I want to add 'ar' in a new column in front of each row containing only Arabic words, and add 'en' in front of each row contains only Latin vocabulary, and add 'enar' in front of each row contains Latin and Arabic vocabulary.
Note: numbers, point '.', comma ',' are used in all rows.
An example of my file, the work I want to do:
EN AR new column
Appel تفاحة ar
Appel (1990) (1990) تفاحة ar
R. Appel ر. تفاحة ar
Red, Appel Red Appel en
Red Appel Red Appel en
R. Appel R. Appel en
Red, Appel تفاحة، Red enar
Red Appel Red تفاحة enar
How can I do that using Python/Pandas?
Thank you guys for your help.
Here is a possible solution with a third party library called regex
.
Code
import pandas as pd
import regex
data = {'AR':[' تفاحة ','(1990) تفاحة', 'ر. تفاحة', 'Red Appel', 'Red Appel', 'R. Appel', 'تفاحة، Red', 'Red تفاحة']}
df = pd.DataFrame(data)
df['is_arabic'] = df['AR'].apply(lambda t: True if regex.search(r'[^\p{Latin}\W]', t) else False)

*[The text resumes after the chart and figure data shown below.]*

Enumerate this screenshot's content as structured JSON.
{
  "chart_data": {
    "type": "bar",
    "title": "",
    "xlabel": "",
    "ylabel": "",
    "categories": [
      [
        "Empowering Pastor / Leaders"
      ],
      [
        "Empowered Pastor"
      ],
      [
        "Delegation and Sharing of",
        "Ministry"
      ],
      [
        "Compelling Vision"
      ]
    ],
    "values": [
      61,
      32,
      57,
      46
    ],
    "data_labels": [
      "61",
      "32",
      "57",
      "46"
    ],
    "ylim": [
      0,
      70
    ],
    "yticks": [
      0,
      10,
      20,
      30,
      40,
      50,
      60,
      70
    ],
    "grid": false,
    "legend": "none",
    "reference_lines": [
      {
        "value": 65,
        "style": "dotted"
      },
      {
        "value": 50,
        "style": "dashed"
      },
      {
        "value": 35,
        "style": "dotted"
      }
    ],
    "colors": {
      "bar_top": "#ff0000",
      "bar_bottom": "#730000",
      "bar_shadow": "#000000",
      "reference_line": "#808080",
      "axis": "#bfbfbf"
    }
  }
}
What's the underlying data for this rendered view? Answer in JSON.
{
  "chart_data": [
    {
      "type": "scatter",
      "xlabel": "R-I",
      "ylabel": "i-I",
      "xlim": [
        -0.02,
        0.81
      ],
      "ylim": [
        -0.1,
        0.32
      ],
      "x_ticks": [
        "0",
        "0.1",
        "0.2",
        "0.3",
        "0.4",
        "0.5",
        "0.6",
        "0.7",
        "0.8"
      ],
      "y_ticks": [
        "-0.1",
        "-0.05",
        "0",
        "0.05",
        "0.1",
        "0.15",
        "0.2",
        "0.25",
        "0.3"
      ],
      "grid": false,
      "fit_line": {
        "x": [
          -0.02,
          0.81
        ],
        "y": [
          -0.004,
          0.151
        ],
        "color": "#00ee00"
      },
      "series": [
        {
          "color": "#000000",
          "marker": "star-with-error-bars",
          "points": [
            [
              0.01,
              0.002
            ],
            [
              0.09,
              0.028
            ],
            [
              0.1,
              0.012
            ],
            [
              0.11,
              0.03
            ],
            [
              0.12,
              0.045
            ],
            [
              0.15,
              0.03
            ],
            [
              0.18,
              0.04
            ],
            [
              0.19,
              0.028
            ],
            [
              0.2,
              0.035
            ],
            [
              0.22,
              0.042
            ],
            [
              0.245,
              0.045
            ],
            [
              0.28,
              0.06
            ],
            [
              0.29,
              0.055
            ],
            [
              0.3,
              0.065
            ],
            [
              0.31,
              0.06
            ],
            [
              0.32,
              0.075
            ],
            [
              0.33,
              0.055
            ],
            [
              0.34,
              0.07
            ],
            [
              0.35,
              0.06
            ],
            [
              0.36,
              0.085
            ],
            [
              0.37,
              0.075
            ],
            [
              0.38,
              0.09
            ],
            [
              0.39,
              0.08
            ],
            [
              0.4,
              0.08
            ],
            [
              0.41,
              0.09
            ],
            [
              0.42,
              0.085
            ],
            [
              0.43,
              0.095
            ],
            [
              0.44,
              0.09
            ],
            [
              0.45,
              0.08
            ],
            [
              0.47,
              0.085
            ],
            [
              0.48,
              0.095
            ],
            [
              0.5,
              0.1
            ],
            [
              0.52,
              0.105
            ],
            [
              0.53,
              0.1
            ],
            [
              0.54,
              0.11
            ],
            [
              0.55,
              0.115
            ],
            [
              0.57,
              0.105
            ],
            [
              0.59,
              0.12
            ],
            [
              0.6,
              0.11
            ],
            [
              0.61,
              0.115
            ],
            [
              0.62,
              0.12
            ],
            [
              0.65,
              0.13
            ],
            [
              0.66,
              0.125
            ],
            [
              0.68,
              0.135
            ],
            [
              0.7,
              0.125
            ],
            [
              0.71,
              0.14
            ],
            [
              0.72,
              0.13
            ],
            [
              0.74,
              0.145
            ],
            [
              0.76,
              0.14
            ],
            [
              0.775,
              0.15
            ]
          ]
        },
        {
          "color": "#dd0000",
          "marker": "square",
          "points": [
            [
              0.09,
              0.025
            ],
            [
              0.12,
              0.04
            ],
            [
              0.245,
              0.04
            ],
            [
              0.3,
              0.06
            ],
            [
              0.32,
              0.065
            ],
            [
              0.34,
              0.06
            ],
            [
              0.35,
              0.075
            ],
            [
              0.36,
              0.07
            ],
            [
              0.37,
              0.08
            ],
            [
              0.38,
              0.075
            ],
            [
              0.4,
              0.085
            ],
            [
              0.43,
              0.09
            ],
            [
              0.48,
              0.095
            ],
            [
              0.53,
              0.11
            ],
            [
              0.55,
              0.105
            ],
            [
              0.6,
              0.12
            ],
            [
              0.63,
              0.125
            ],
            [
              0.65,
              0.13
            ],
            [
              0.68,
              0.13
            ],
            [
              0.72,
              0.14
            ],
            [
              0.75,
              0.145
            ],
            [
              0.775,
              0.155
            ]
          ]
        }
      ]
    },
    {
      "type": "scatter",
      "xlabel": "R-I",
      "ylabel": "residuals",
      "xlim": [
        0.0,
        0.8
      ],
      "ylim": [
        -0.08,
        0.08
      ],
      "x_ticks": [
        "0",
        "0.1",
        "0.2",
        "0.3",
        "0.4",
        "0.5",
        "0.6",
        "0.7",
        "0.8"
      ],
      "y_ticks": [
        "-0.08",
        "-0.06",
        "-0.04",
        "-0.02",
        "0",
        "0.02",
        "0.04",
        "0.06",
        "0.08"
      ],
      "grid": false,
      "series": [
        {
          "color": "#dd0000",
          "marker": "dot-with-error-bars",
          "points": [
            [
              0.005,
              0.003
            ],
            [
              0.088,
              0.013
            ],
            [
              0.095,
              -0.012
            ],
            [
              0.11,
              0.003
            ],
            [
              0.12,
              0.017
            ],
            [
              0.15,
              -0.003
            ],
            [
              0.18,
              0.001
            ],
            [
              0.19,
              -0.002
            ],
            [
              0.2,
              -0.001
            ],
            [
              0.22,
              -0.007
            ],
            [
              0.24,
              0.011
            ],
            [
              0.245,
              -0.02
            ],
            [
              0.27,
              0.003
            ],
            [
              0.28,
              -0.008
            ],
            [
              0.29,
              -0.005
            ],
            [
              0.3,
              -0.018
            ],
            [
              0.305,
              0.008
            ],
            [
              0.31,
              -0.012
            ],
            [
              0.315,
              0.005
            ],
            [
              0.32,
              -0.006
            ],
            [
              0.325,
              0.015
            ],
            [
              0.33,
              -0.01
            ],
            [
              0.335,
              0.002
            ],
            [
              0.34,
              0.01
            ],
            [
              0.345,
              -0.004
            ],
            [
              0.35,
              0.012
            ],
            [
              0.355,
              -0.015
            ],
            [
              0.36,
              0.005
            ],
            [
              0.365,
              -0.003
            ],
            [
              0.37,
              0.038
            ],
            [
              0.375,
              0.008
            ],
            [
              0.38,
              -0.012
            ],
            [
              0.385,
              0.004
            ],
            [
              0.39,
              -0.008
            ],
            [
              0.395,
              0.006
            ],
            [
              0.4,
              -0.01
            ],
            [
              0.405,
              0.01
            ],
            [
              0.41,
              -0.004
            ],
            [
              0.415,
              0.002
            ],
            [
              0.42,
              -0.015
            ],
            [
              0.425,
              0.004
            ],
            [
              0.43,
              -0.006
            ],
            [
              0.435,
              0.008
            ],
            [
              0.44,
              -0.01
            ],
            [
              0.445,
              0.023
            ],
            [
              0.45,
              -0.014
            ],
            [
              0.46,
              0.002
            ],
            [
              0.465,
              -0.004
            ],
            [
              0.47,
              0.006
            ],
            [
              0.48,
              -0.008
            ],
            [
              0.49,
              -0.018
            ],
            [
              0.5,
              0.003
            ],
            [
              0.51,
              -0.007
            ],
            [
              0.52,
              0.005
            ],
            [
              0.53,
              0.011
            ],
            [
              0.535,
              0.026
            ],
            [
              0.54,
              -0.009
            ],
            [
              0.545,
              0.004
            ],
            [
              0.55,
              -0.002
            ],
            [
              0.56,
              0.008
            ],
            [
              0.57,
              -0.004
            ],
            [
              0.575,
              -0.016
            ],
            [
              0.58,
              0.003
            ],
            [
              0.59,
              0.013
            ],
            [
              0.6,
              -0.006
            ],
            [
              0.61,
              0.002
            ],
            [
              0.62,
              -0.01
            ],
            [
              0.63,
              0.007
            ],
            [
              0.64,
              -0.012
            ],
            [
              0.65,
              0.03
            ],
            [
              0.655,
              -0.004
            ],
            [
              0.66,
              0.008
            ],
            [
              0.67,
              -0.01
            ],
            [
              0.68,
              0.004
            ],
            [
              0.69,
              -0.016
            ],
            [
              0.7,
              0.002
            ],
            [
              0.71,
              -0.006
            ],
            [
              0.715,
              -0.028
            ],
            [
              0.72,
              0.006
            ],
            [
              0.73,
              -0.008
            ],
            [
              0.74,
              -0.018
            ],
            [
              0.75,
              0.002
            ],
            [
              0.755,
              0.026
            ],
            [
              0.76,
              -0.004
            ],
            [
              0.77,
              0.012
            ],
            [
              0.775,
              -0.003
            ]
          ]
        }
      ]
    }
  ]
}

df['is_latin'] = df['AR'].apply(lambda t: True if regex.search(r'[\p{Latin}a-zA-Z]', t) else False)
#assign 'enar', 'ar', 'en'
def myfunc(t):
if t[0]&t[1]:
return 'enar'
elif t[0]:
return 'ar'
else:
return 'en'
df['new_column'] = df[['is_arabic','is_latin']].apply(myfunc, axis=1)
Output
#print(df)
# AR is_arabic is_latin new_column
# 0 تفاحة True False ar
# 1 (1990) تفاحة True False ar
# 2 ر. تفاحة True False ar
# 3 Red Appel False True en
# 4 Red Appel False True en
# 5 R. Appel False True en
# 6 تفاحة، Red True True enar
# 7 Red تفاحة True True enar